Book Review: Rainbow Rowell’s “Fangirl”

 

Fandom fascinates me.

It’s not just a general ‘hey I like nerdy things!’ sentiment (even if I do like nerdy things). Rather, I approach things from a sociological perspective. When I see a ‘true fan’s’ rapturous reaction to their chosen obsession, I can’t help but ask “what is it that makes them feel this way?” Maybe I’m somehow craving something that could get me that excited.

(Note: there are actually quite a few things I will get super-excited and geek out on, though I rarely get the chance. Things like: Final Fantasy VI, Mass Effect, The Room, Ska, Steven Universe, Streets of Fire, Scooby Doo: Mystery Inc, The Protomen, A Better Tomorrow II, St. Louis Punk-Bluegrass, Avatar: The Last Airbender, Solomon Kane, Adventure Time, nWoD: Accord, and Stag Beer, to name a few).

Alternately, part of it might be that I enjoy looking at certain fandoms from the outside, and thus use it as a mirror to my own aforementioned interests. It’s an opportunity to ask “Is this what I sound like to normal people?”

Anyway, it’s this interest (along with a review on Tor.com) that put Rainbow Rowell’s Fangirl on my radar.

Fangirl is about Cath, a neurotic 18 year old, well, fangirl, and how she deals with her first year at college. She has to deal with the standard challenges of college life: her bitchy roomate Reagan, her binge-drinking twin sister Wren, boys, drinking, hard-assed professors, parties, etc. However, what makes Cath different from uncounted other Young Adult heroines is the fact that she writes fanfiction. Lots of fanfiction. Novel length fanfiction. It’s a point of obsession for Cath, and one of the central points to her identity.

I’ll freely admit I’ve written terrible fanfic in the past, but nothing more than short-story length, and even then the stories were mostly an excuse to string a few cheap jokes together. This said, my personal philosophy on fanfic is that the best fanfic follows the set canon, and just expands on it. A continuation of the source material, y’know? It’s okay to make little twists here and there, but ignoring the source material in order to back up your own arbitrary position is silly. Call me a purist, or something.
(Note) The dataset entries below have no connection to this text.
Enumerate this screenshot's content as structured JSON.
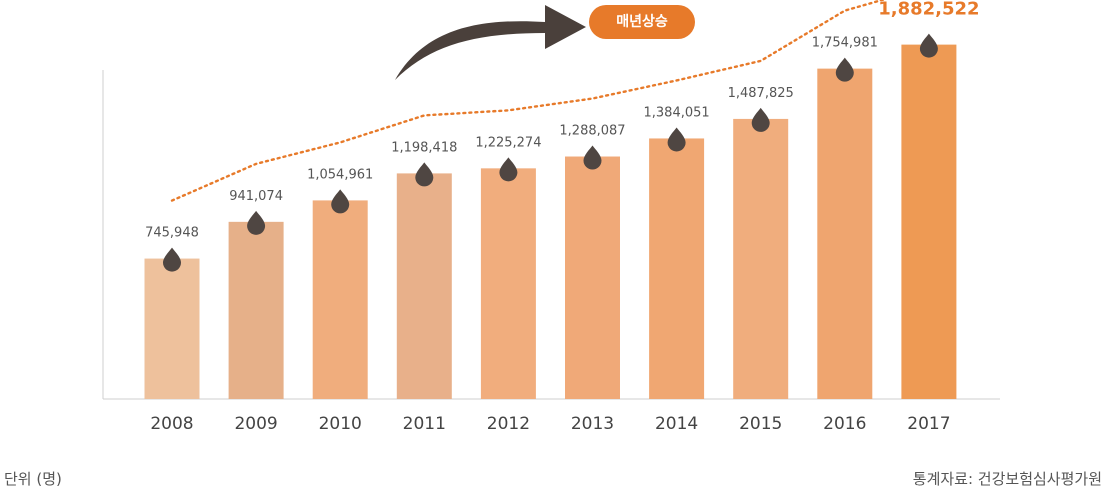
{
  "chart_data": {
    "type": "bar",
    "categories": [
      "2008",
      "2009",
      "2010",
      "2011",
      "2012",
      "2013",
      "2014",
      "2015",
      "2016",
      "2017"
    ],
    "values": [
      745948,
      941074,
      1054961,
      1198418,
      1225274,
      1288087,
      1384051,
      1487825,
      1754981,
      1882522
    ],
    "value_labels": [
      "745,948",
      "941,074",
      "1,054,961",
      "1,198,418",
      "1,225,274",
      "1,288,087",
      "1,384,051",
      "1,487,825",
      "1,754,981",
      "1,882,522"
    ],
    "ylim": [
      0,
      2000000
    ],
    "highlight_index": 9,
    "bar_colors": [
      "#eec19c",
      "#e6b089",
      "#f0ad7d",
      "#e8b08a",
      "#f1ad7d",
      "#f0a978",
      "#f0a772",
      "#f0ad7d",
      "#efa56f",
      "#ee9a54"
    ],
    "highlight_label_color": "#e77a2a",
    "trend_color": "#e77a2a",
    "marker_color": "#4f4642",
    "arrow_color": "#4a403b",
    "grid": false
  },
  "trend_badge": "매년상승",
  "unit_label": "단위 (명)",
  "source_label": "통계자료: 건강보험심사평가원"
}
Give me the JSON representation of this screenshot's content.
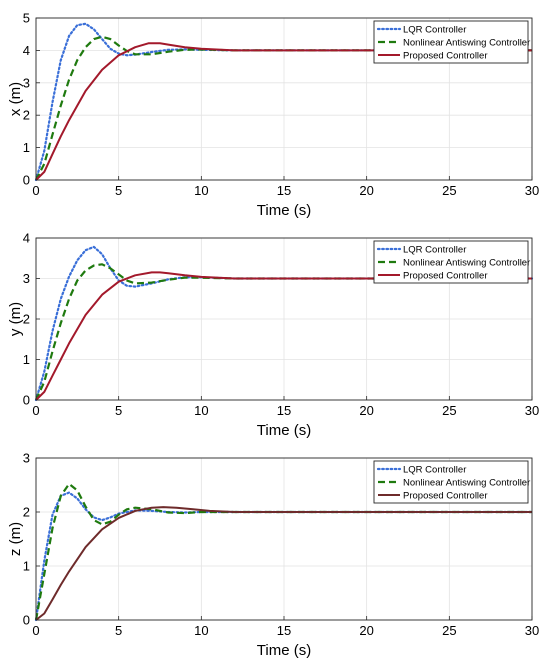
{
  "chart_data": [
    {
      "type": "line",
      "xlabel": "Time (s)",
      "ylabel": "x (m)",
      "xlim": [
        0,
        30
      ],
      "ylim": [
        0,
        5
      ],
      "xticks": [
        "0",
        "5",
        "10",
        "15",
        "20",
        "25",
        "30"
      ],
      "yticks": [
        "0",
        "1",
        "2",
        "3",
        "4",
        "5"
      ],
      "grid": true,
      "legend_position": "top-right",
      "series": [
        {
          "name": "LQR Controller",
          "color": "#3a6fd8",
          "style": "dotted",
          "x": [
            0,
            0.5,
            1,
            1.5,
            2,
            2.5,
            3,
            3.5,
            4,
            4.5,
            5,
            5.5,
            6,
            7,
            8,
            9,
            10,
            12,
            15,
            30
          ],
          "y": [
            0,
            0.9,
            2.4,
            3.7,
            4.45,
            4.78,
            4.82,
            4.65,
            4.35,
            4.05,
            3.9,
            3.85,
            3.87,
            3.95,
            4.02,
            4.03,
            4.02,
            4.0,
            4.0,
            4.0
          ]
        },
        {
          "name": "Nonlinear Antiswing Controller",
          "color": "#1f7a0f",
          "style": "dashed",
          "x": [
            0,
            0.5,
            1,
            1.5,
            2,
            2.5,
            3,
            3.5,
            4,
            4.5,
            5,
            5.5,
            6,
            7,
            8,
            9,
            10,
            12,
            15,
            30
          ],
          "y": [
            0,
            0.5,
            1.4,
            2.3,
            3.1,
            3.7,
            4.1,
            4.35,
            4.42,
            4.35,
            4.15,
            3.98,
            3.88,
            3.88,
            3.96,
            4.02,
            4.03,
            4.0,
            4.0,
            4.0
          ]
        },
        {
          "name": "Proposed Controller",
          "color": "#a3192b",
          "style": "solid",
          "x": [
            0,
            0.5,
            1,
            1.5,
            2,
            3,
            4,
            5,
            6,
            6.8,
            7.5,
            8,
            9,
            10,
            12,
            15,
            30
          ],
          "y": [
            0,
            0.25,
            0.8,
            1.35,
            1.85,
            2.75,
            3.4,
            3.85,
            4.1,
            4.22,
            4.22,
            4.18,
            4.1,
            4.05,
            4.0,
            4.0,
            4.0
          ]
        }
      ]
    },
    {
      "type": "line",
      "xlabel": "Time (s)",
      "ylabel": "y (m)",
      "xlim": [
        0,
        30
      ],
      "ylim": [
        0,
        4
      ],
      "xticks": [
        "0",
        "5",
        "10",
        "15",
        "20",
        "25",
        "30"
      ],
      "yticks": [
        "0",
        "1",
        "2",
        "3",
        "4"
      ],
      "grid": true,
      "legend_position": "top-right",
      "series": [
        {
          "name": "LQR Controller",
          "color": "#3a6fd8",
          "style": "dotted",
          "x": [
            0,
            0.5,
            1,
            1.5,
            2,
            2.5,
            3,
            3.5,
            4,
            4.5,
            5,
            5.5,
            6,
            7,
            8,
            9,
            10,
            12,
            15,
            30
          ],
          "y": [
            0,
            0.7,
            1.7,
            2.5,
            3.05,
            3.45,
            3.7,
            3.78,
            3.6,
            3.25,
            2.95,
            2.82,
            2.8,
            2.88,
            2.98,
            3.03,
            3.03,
            3.0,
            3.0,
            3.0
          ]
        },
        {
          "name": "Nonlinear Antiswing Controller",
          "color": "#1f7a0f",
          "style": "dashed",
          "x": [
            0,
            0.5,
            1,
            1.5,
            2,
            2.5,
            3,
            3.5,
            4,
            4.5,
            5,
            5.5,
            6,
            7,
            8,
            9,
            10,
            12,
            15,
            30
          ],
          "y": [
            0,
            0.45,
            1.2,
            1.9,
            2.5,
            2.95,
            3.2,
            3.32,
            3.35,
            3.25,
            3.1,
            2.95,
            2.88,
            2.9,
            2.97,
            3.02,
            3.02,
            3.0,
            3.0,
            3.0
          ]
        },
        {
          "name": "Proposed Controller",
          "color": "#a3192b",
          "style": "solid",
          "x": [
            0,
            0.5,
            1,
            1.5,
            2,
            3,
            4,
            5,
            6,
            7,
            7.5,
            8,
            9,
            10,
            12,
            15,
            30
          ],
          "y": [
            0,
            0.2,
            0.6,
            1.0,
            1.4,
            2.1,
            2.6,
            2.92,
            3.08,
            3.15,
            3.15,
            3.13,
            3.08,
            3.04,
            3.0,
            3.0,
            3.0
          ]
        }
      ]
    },
    {
      "type": "line",
      "xlabel": "Time (s)",
      "ylabel": "z (m)",
      "xlim": [
        0,
        30
      ],
      "ylim": [
        0,
        3
      ],
      "xticks": [
        "0",
        "5",
        "10",
        "15",
        "20",
        "25",
        "30"
      ],
      "yticks": [
        "0",
        "1",
        "2",
        "3"
      ],
      "grid": true,
      "legend_position": "top-right",
      "series": [
        {
          "name": "LQR Controller",
          "color": "#3a6fd8",
          "style": "dotted",
          "x": [
            0,
            0.5,
            1,
            1.5,
            2,
            2.5,
            3,
            3.5,
            4,
            4.5,
            5,
            6,
            7,
            8,
            9,
            10,
            12,
            15,
            30
          ],
          "y": [
            0,
            1.1,
            1.95,
            2.3,
            2.36,
            2.25,
            2.05,
            1.9,
            1.85,
            1.9,
            1.97,
            2.03,
            2.02,
            2.0,
            1.99,
            2.0,
            2.0,
            2.0,
            2.0
          ]
        },
        {
          "name": "Nonlinear Antiswing Controller",
          "color": "#1f7a0f",
          "style": "dashed",
          "x": [
            0,
            0.5,
            1,
            1.5,
            2,
            2.5,
            3,
            3.5,
            4,
            4.5,
            5,
            5.5,
            6,
            7,
            8,
            9,
            10,
            12,
            15,
            30
          ],
          "y": [
            0,
            0.85,
            1.7,
            2.3,
            2.52,
            2.4,
            2.1,
            1.85,
            1.77,
            1.82,
            1.95,
            2.05,
            2.08,
            2.05,
            1.99,
            1.98,
            2.0,
            2.0,
            2.0,
            2.0
          ]
        },
        {
          "name": "Proposed Controller",
          "color": "#6e2b2b",
          "style": "solid",
          "x": [
            0,
            0.5,
            1,
            1.5,
            2,
            3,
            4,
            5,
            6,
            7,
            7.7,
            8.5,
            9.5,
            10.5,
            12,
            15,
            30
          ],
          "y": [
            0,
            0.12,
            0.38,
            0.65,
            0.9,
            1.35,
            1.68,
            1.89,
            2.02,
            2.08,
            2.09,
            2.08,
            2.05,
            2.02,
            2.0,
            2.0,
            2.0
          ]
        }
      ]
    }
  ]
}
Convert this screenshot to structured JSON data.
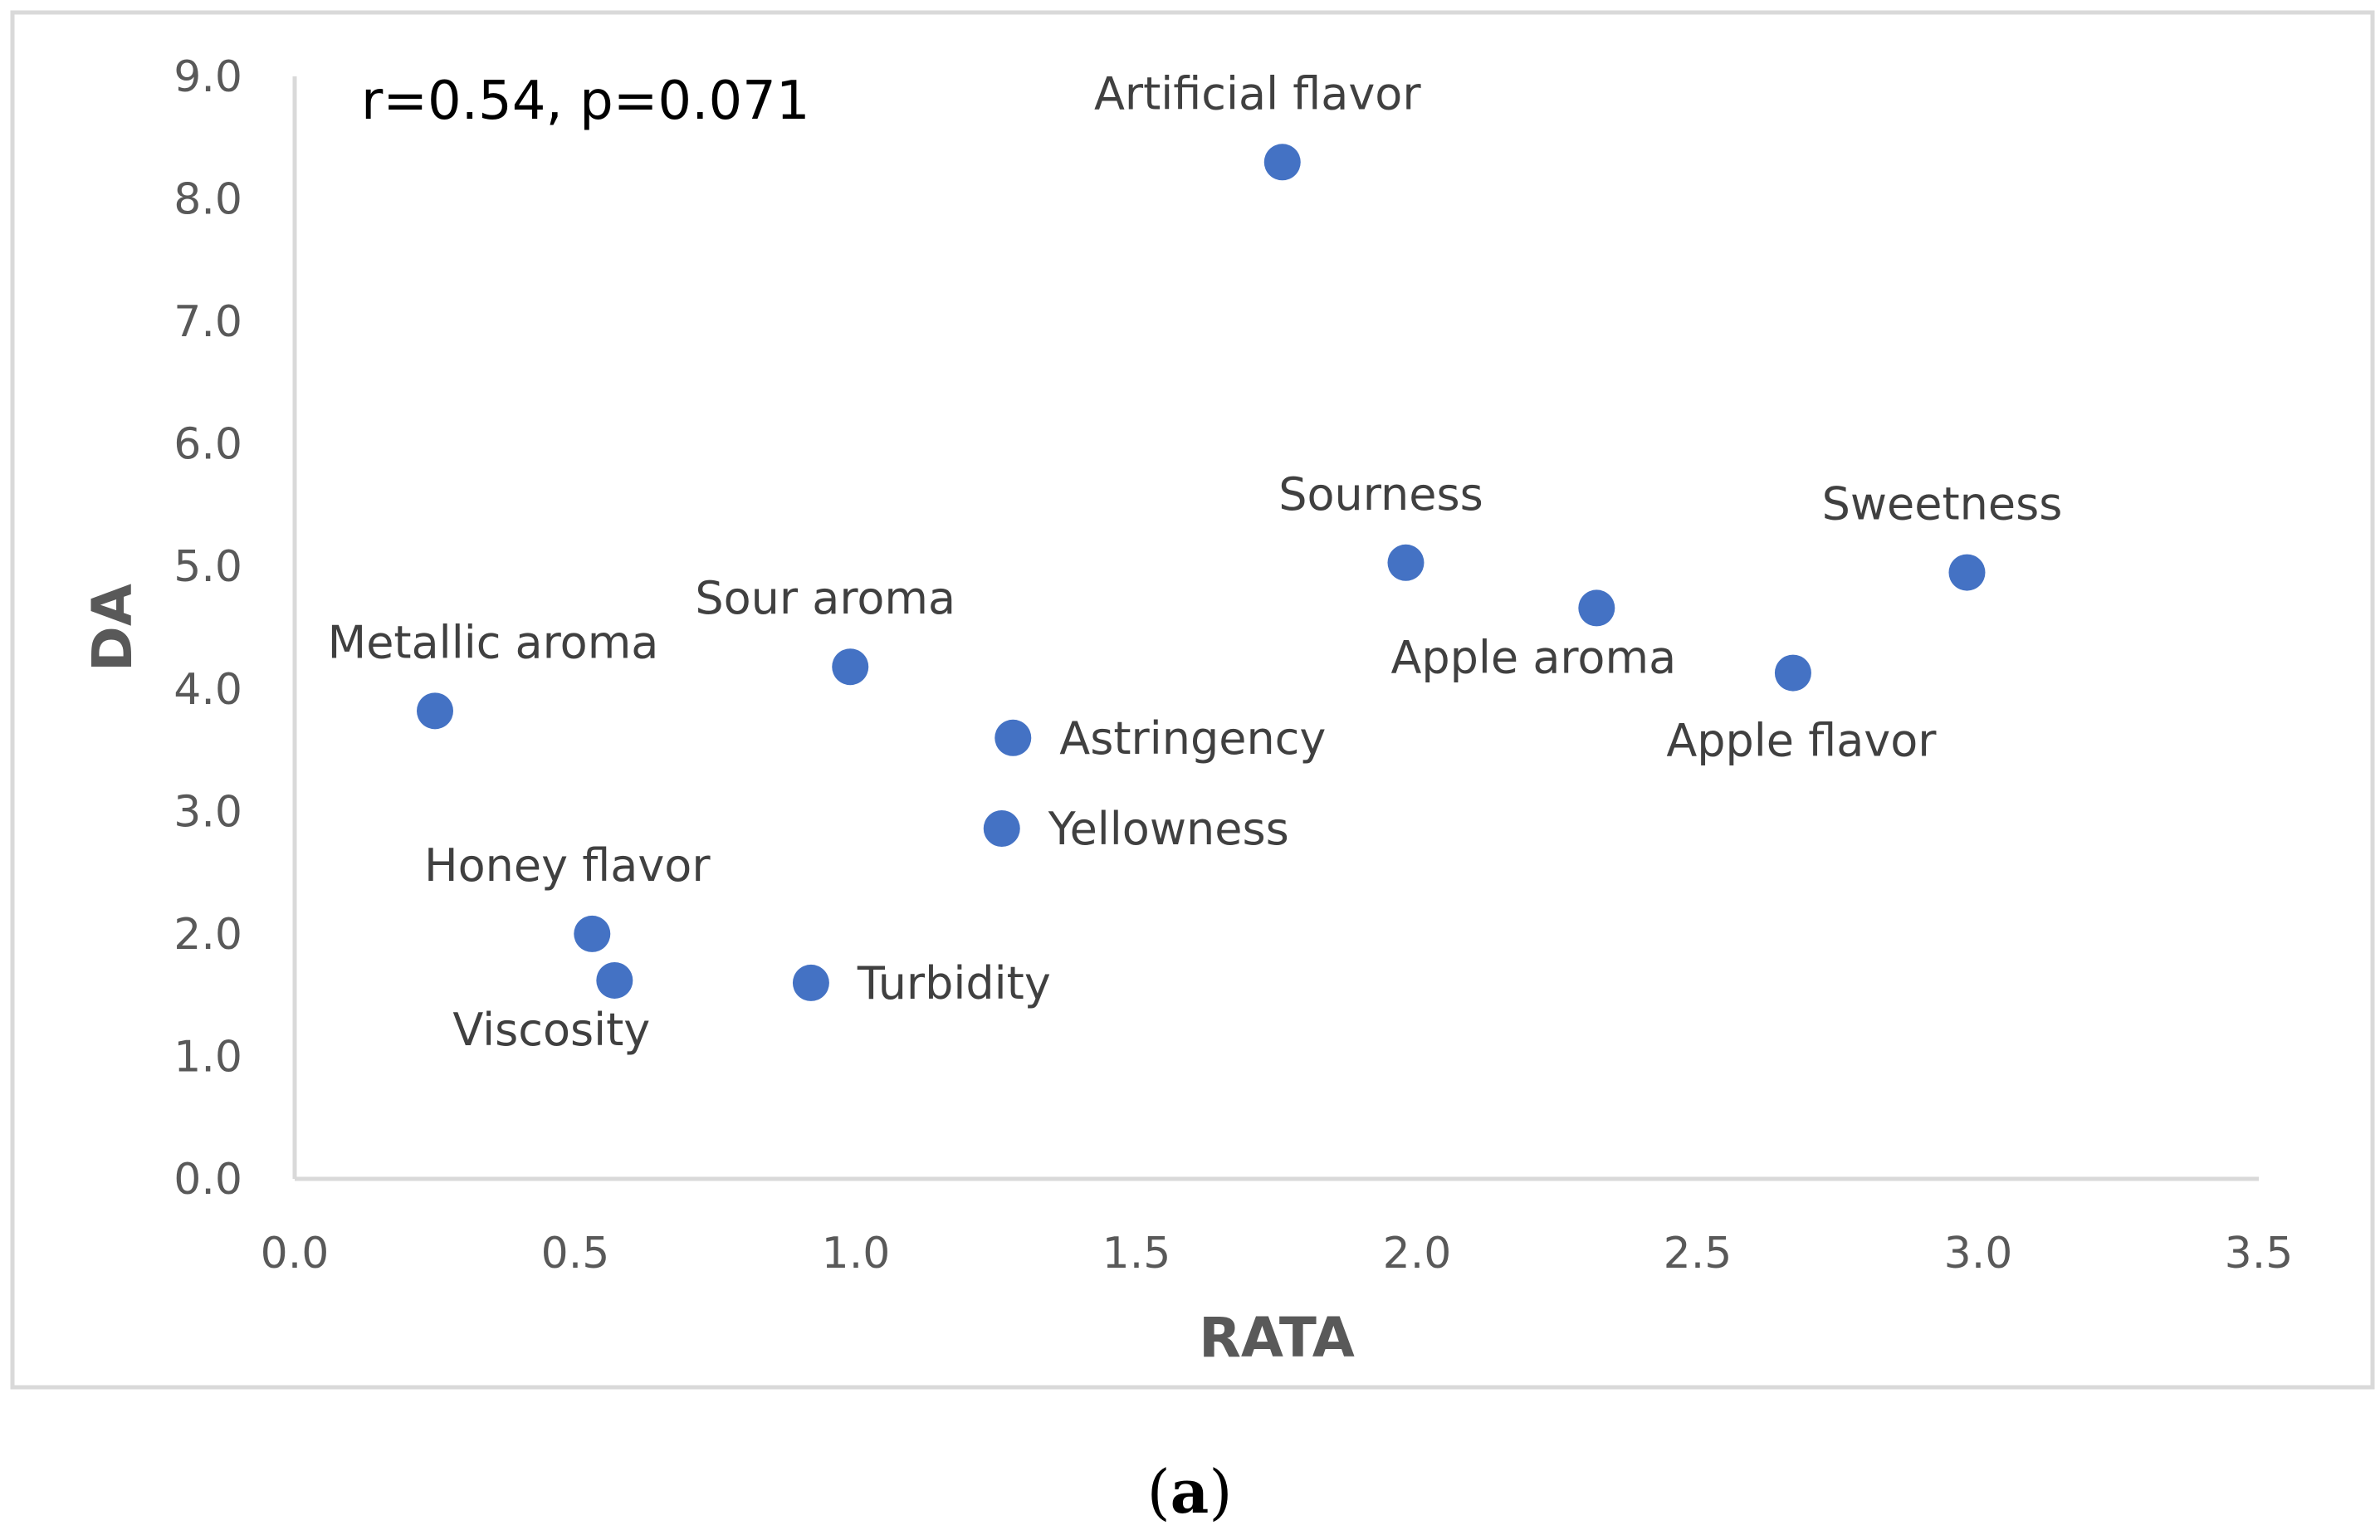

But back to the novel! Cath’s obsesses over the “Simon Snow,” series, but these are really just a non-copyright-infringing version of the Harry Potter novels. Cath writes Simon/Baz slashfic, which is a thinly veiled version of Harry/Draco. In fact, she’s the Simon/Baz slashfic writer, to the point where she has thousands of followers hanging on to her every typed out word on her magnum opus, Carry on, Simon.

Rowell uses the fanfic theme well, with little excerpts from Cath’s fanfiction and the Simon Snow novels to mirror the action of the novels themselves. In particular, there’s a great little bit where Cath realizes that all the slashy sex scenes she’s written are absolutely nothing like actually getting it on with a real live dude. Woops!

Aside from the fanfic thing, the book plays out like a perfectly serviceable (if perhaps low stakes) romance. Honestly, if a Hollywood director could figure out how to spin the fanfic thing for a movie, I imagine this could make the basis for a rather fun little movie.

My one complaint with the novel is a matter of its focus; it’s centered on Cath and her “RL” problems. Which makes sense, but I was kind of hoping for a more in depth exploration of the fandom phenomenon. I wanted to see Cath’s interactions with her online fanbase,.I wanted to see her get into flamewars with other fanfic authors. I wanted to see her debate online over which ‘ship is the best ‘ship. Or, in the most glaring thing, the final Simon Snow novel is yet to be released at the start of the novel, and it’s not released until the end. As a result, we don’t get the chance to see how Cath’s fanfic butts up against the actual canon of the stuff she’s writing fanfic of.

Really, I wanted to see more of the fan, and less of the girl, if that makes sense.

Still, I enjoyed the read. And if there are any of you readers out there that grew up on Harry Potter fanfiction (don’t worry, I won’t judge), I’m sure you’ll get even more from this novel than I did.

Though really, I wonder if the best way to show my appreciation for this book would be to write Cath/Reagan fanfiction.